Australia’s decision to decline a request by Washington to increase Australian boots on the ground in the fight against ISIS demonstrates a growing maturity in Australian foreign policy. It is a decision that reflects the confidence that comes with a change of leadership and the returning sense of political stability – a shift that has enabled Australian foreign policy makers to better adapt the US relationship to a contemporary international political environment.
The last months of 2015 and 2016 have so far seen foreign policy at the top of the political agenda within Australia. Prime Minister Turnbull’s visits to multiple countries in November and December last year usefully broadcast his stylistic differences and superior ability as a statesman when compared with his predecessor, Tony Abbott.
Turnbull’s recent trip to Iraq, Afghanistan and the US in late January 2016 has been similarly useful in showing a patient and strategic, long-term approach to Australia’s role in international affairs that goes far beyond an overtly compliant relationship with the US.
The rejection of Washington’s request for a greater Australian military presence in the Middle East is enormously consequential for Australian foreign policy in the coming years.
By declining a formal request, Australia is displaying a greater autonomy than it had shown under Abbott and previous governments. This has the consequence of ensuring that the US does not take the Australian alliance for granted – forcing Washington to continuously work on the relationship with Turnbull rather than expecting unwavering allegiance to America’s international ambitions.
The decision has been an important symbolic gesture by a prime minister determined to apply an innovative and nuanced style - which he professes to take on economic matters - towards Australia’s foreign policy.
Upon the rejection of the American request, Washington’s overtures to Canberra amplified. The State Department extended the warmest praise to the Australian alliance, and to Turnbull himself.
The prime minister's two-day visit to Washington saw the positive symbolism continue, with Turnbull enjoying residency in accommodation traditionally reserved for only the most distinguished international guests – a privilege Abbott never enjoyed - and an equally rare two-hour working lunch with President Obama himself.
Such overtures from Washington may have intended to sway Turnbull towards a more compliant position on expanding Australia’s presence in the Middle East. Instead, the prime minister firmly reasserted his reluctance for a larger Australian role.
In an important speech to the Center for Strategic and International Studies, a leading Washington think tank, Turnbull reaffirmed the need for a stronger response by powers closer to the ‘theatre’ of war.
He emphasised that it was time to find co-operation between all regional actors, including the US, Iran and Russia. In the same speech, Turnbull reiterated Australia’s important role in multilateral settings, suggesting Canberra’s future role in the Middle East should be one of creative diplomacy rather than just military involvement.
Not only does Australia’s denial of the US request for further troops, and the rhetoric deployed by Turnbull in Washington this month, imply greater autonomy in Canberra’s foreign policy, it also suggests that Australia’s role in the Middle East may be shifting.
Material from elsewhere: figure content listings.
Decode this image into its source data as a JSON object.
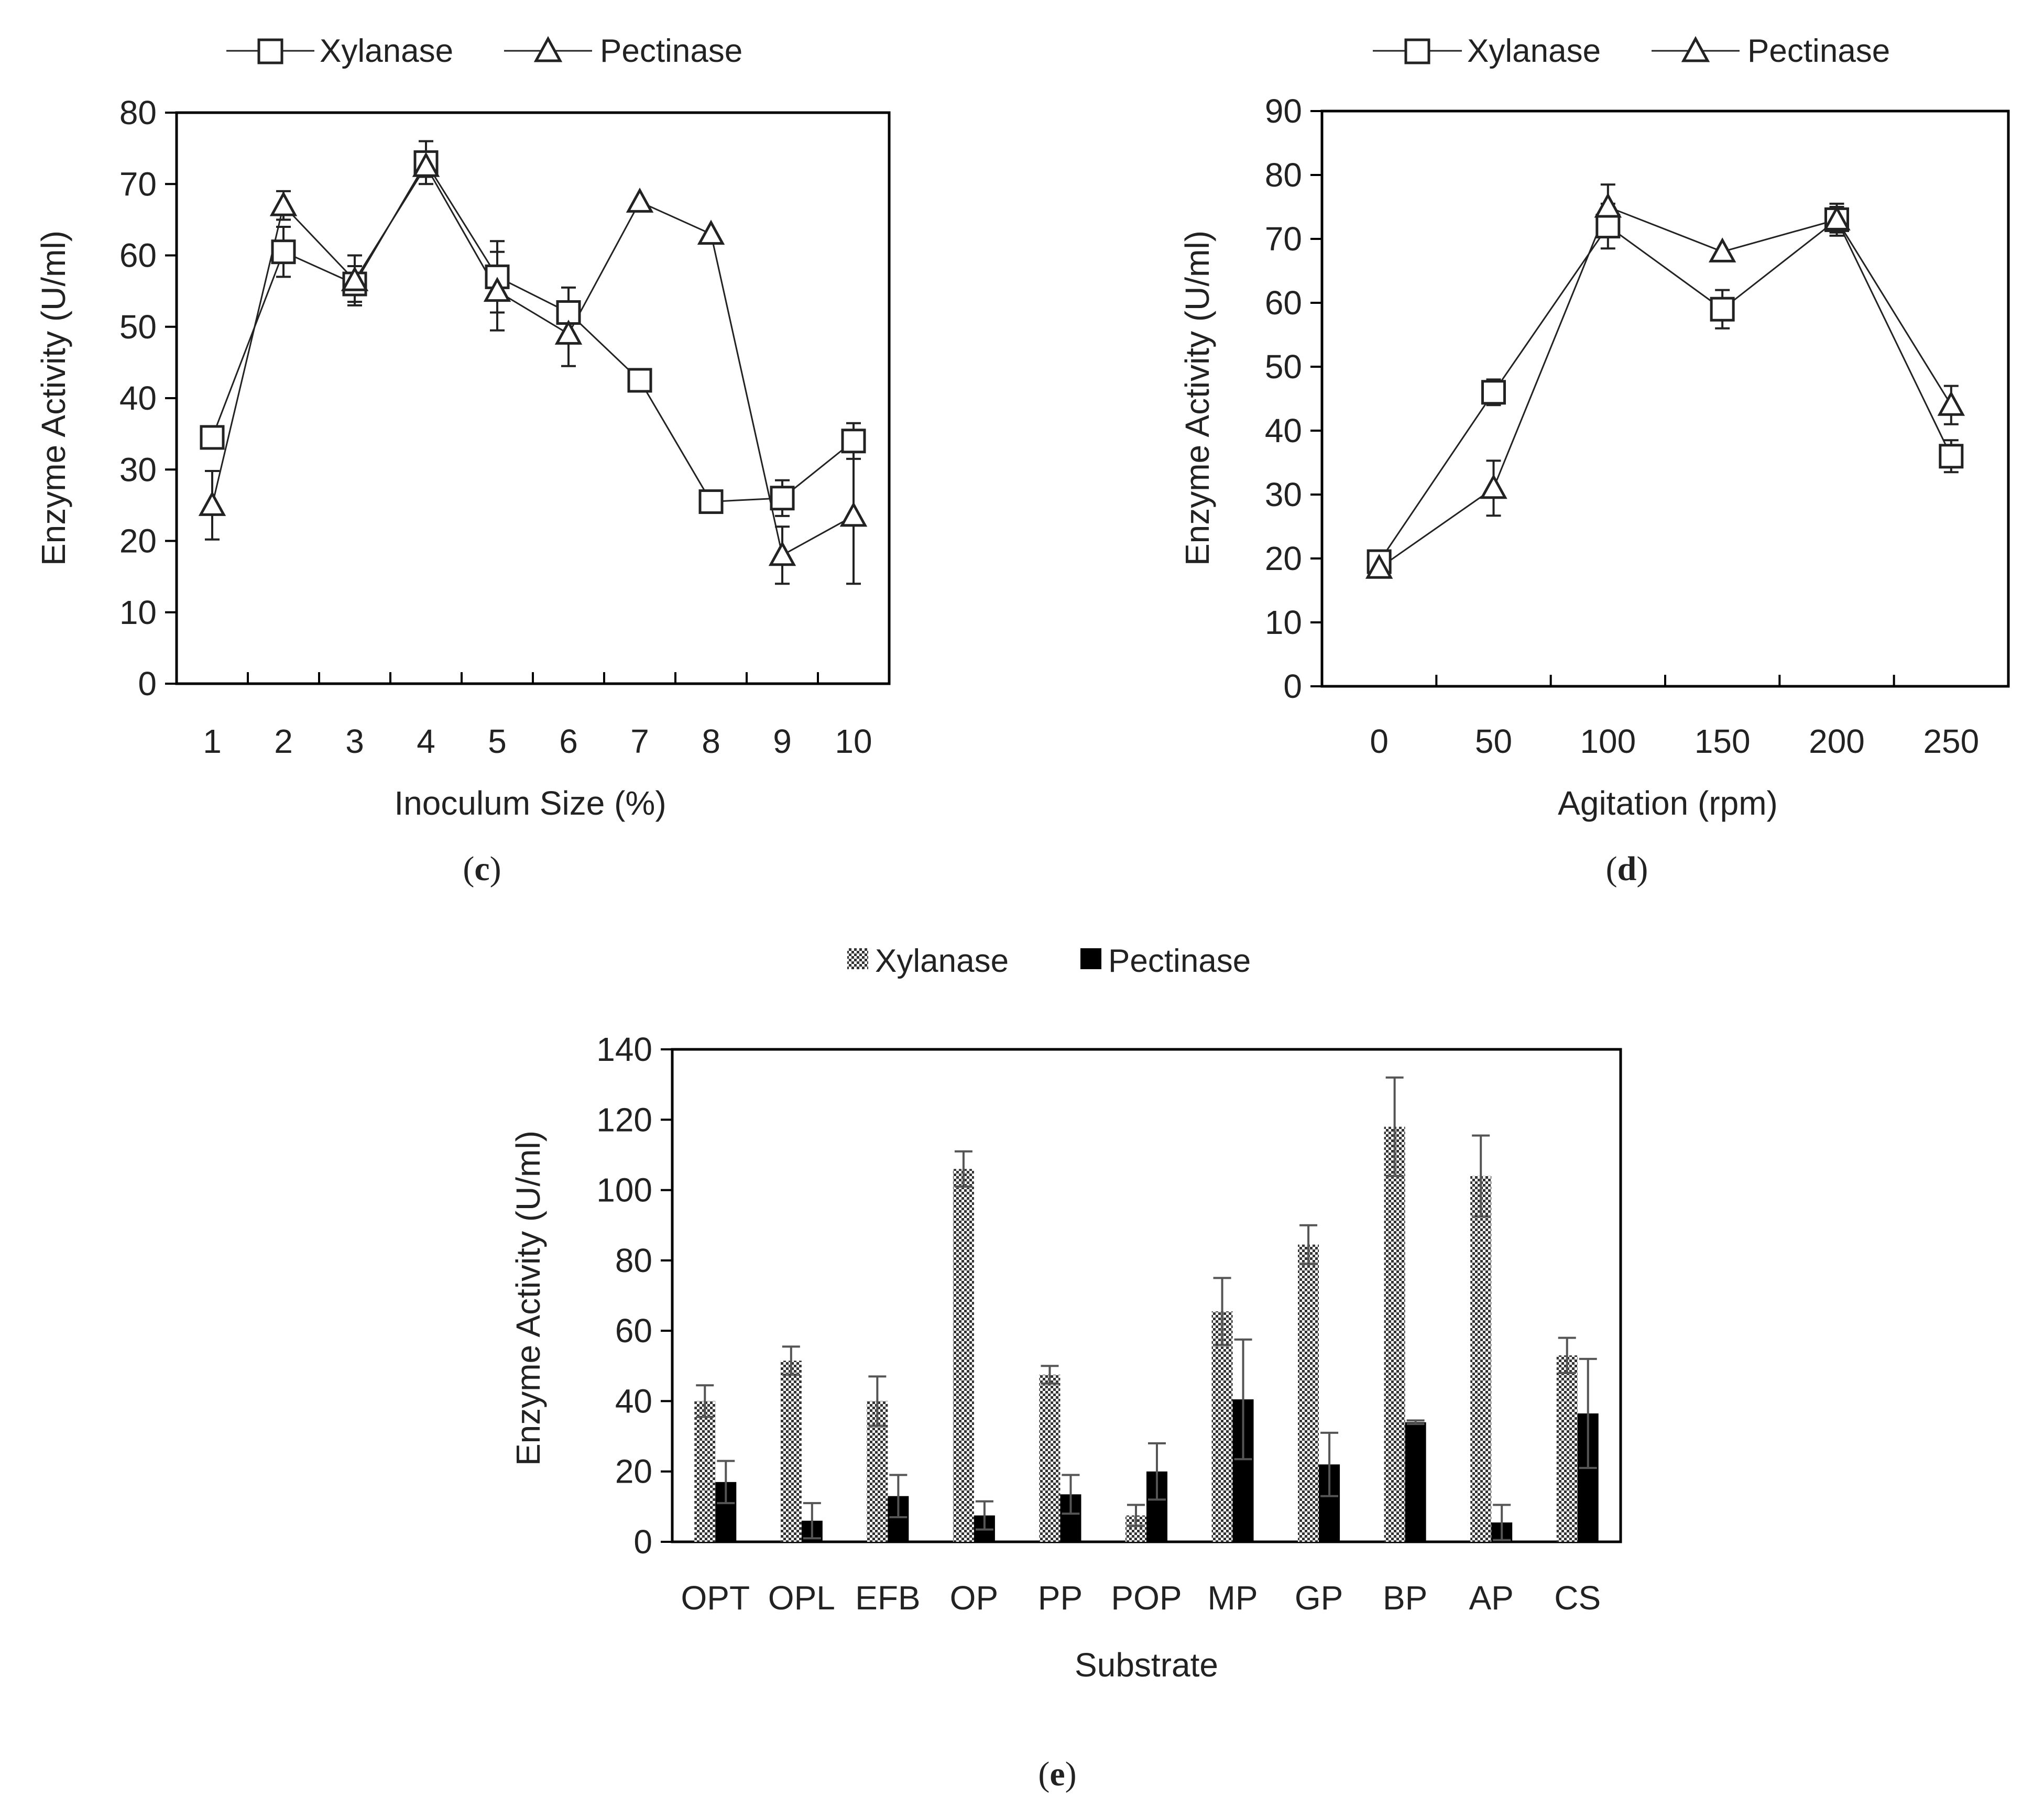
{
  "chart_data": [
    {
      "type": "line",
      "panel_label": "(",
      "panel_letter": "c",
      "panel_label_close": ")",
      "title": "",
      "xlabel": "Inoculum Size (%)",
      "ylabel": "Enzyme Activity (U/ml)",
      "ylim": [
        0,
        80
      ],
      "yticks": [
        "0",
        "10",
        "20",
        "30",
        "40",
        "50",
        "60",
        "70",
        "80"
      ],
      "categories": [
        "1",
        "2",
        "3",
        "4",
        "5",
        "6",
        "7",
        "8",
        "9",
        "10"
      ],
      "legend_position": "top",
      "grid": false,
      "series": [
        {
          "name": "Xylanase",
          "marker": "square",
          "values": [
            34.5,
            60.5,
            56,
            73,
            57,
            52,
            42.5,
            25.5,
            26,
            34
          ],
          "errors": [
            null,
            3.5,
            2.5,
            3,
            5,
            3.5,
            null,
            null,
            2.5,
            2.5
          ]
        },
        {
          "name": "Pectinase",
          "marker": "triangle",
          "values": [
            25,
            67,
            56.5,
            72.5,
            55,
            49,
            67.5,
            63,
            18,
            23.5
          ],
          "errors": [
            4.8,
            2,
            3.5,
            1.5,
            5.5,
            4.5,
            null,
            null,
            4,
            9.5
          ]
        }
      ]
    },
    {
      "type": "line",
      "panel_label": "(",
      "panel_letter": "d",
      "panel_label_close": ")",
      "title": "",
      "xlabel": "Agitation (rpm)",
      "ylabel": "Enzyme Activity (U/ml)",
      "ylim": [
        0,
        90
      ],
      "yticks": [
        "0",
        "10",
        "20",
        "30",
        "40",
        "50",
        "60",
        "70",
        "80",
        "90"
      ],
      "categories": [
        "0",
        "50",
        "100",
        "150",
        "200",
        "250"
      ],
      "legend_position": "top",
      "grid": false,
      "series": [
        {
          "name": "Xylanase",
          "marker": "square",
          "values": [
            19.5,
            46,
            72,
            59,
            73,
            36
          ],
          "errors": [
            1.5,
            2,
            3.5,
            3,
            2,
            2.5
          ]
        },
        {
          "name": "Pectinase",
          "marker": "triangle",
          "values": [
            18.5,
            31,
            75,
            68,
            73,
            44
          ],
          "errors": [
            null,
            4.3,
            3.5,
            null,
            2.5,
            3
          ]
        }
      ]
    },
    {
      "type": "bar",
      "panel_label": "(",
      "panel_letter": "e",
      "panel_label_close": ")",
      "title": "",
      "xlabel": "Substrate",
      "ylabel": "Enzyme Activity (U/ml)",
      "ylim": [
        0,
        140
      ],
      "yticks": [
        "0",
        "20",
        "40",
        "60",
        "80",
        "100",
        "120",
        "140"
      ],
      "categories": [
        "OPT",
        "OPL",
        "EFB",
        "OP",
        "PP",
        "POP",
        "MP",
        "GP",
        "BP",
        "AP",
        "CS"
      ],
      "legend_position": "top",
      "grid": false,
      "series": [
        {
          "name": "Xylanase",
          "pattern": "checkered",
          "values": [
            40,
            51.5,
            40,
            106,
            47.5,
            7.5,
            65.5,
            84.5,
            118,
            104,
            53
          ],
          "errors": [
            4.5,
            4,
            7,
            5,
            2.5,
            3,
            9.5,
            5.5,
            14,
            11.5,
            5
          ]
        },
        {
          "name": "Pectinase",
          "pattern": "solid",
          "values": [
            17,
            6,
            13,
            7.5,
            13.5,
            20,
            40.5,
            22,
            34,
            5.5,
            36.5
          ],
          "errors": [
            6,
            5,
            6,
            4,
            5.5,
            8,
            17,
            9,
            0.5,
            5,
            15.5
          ]
        }
      ]
    }
  ]
}
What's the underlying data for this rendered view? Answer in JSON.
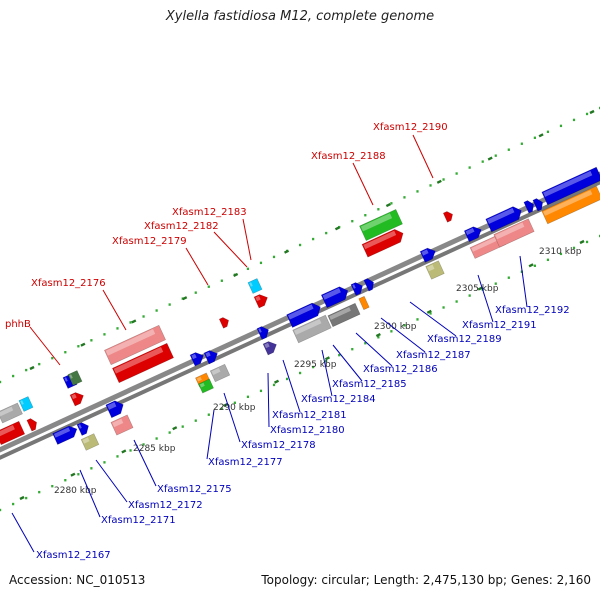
{
  "title": "Xylella fastidiosa M12, complete genome",
  "footer": {
    "accession": "Accession: NC_010513",
    "summary": "Topology: circular; Length: 2,475,130 bp; Genes: 2,160"
  },
  "colors": {
    "backbone": "#777777",
    "cds_forward": "#dd0000",
    "cds_reverse": "#0000dd",
    "rna": "#22bb22",
    "pseudo": "#ee8888",
    "gray": "#aaaaaa",
    "khaki": "#bbbb77",
    "orange": "#ff8800",
    "cyan": "#00ccff",
    "label_top": "#cc0000",
    "label_bottom": "#0000bb",
    "tick_major": "#227722",
    "tick_minor": "#33aa33"
  },
  "ruler": [
    "2280 kbp",
    "2285 kbp",
    "2290 kbp",
    "2295 kbp",
    "2300 kbp",
    "2305 kbp",
    "2310 kbp"
  ],
  "top_labels": [
    "phhB",
    "Xfasm12_2176",
    "Xfasm12_2179",
    "Xfasm12_2182",
    "Xfasm12_2183",
    "Xfasm12_2188",
    "Xfasm12_2190"
  ],
  "bottom_labels": [
    "Xfasm12_2167",
    "Xfasm12_2171",
    "Xfasm12_2172",
    "Xfasm12_2175",
    "Xfasm12_2177",
    "Xfasm12_2178",
    "Xfasm12_2180",
    "Xfasm12_2181",
    "Xfasm12_2184",
    "Xfasm12_2185",
    "Xfasm12_2186",
    "Xfasm12_2187",
    "Xfasm12_2189",
    "Xfasm12_2191",
    "Xfasm12_2192"
  ]
}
I have previously argued that Australia could have a key role to play in the eventual negotiated settlement to the conflict in the Middle East: Canberra’s interests in a future Syrian state are significantly less than all regional and major powers vying for influence, and its relatively strong relationships with major Middle Eastern actors, such as Iran, Saudi Arabia and Turkey – not to mention the US – leave it well placed to act as an important mediator in international negotiations.
Any significant increase in Australia’s troop presence – particularly if it is seen as being forced by the US – will undermine Australia’s credibility in the region, reinforcing its reputation as an overly compliant partner to Washington’s foreign policy.
By deliberately altering this reputation, Canberra can better demonstrate a more independent, confident and mature diplomatic approach to the region.
The rejection of America’s request is an important symbol by Australia. It represents a shift towards a more confident and self-assured foreign policy that will enhance Australia’s global influence, and will strengthen ties with the US in the long-term.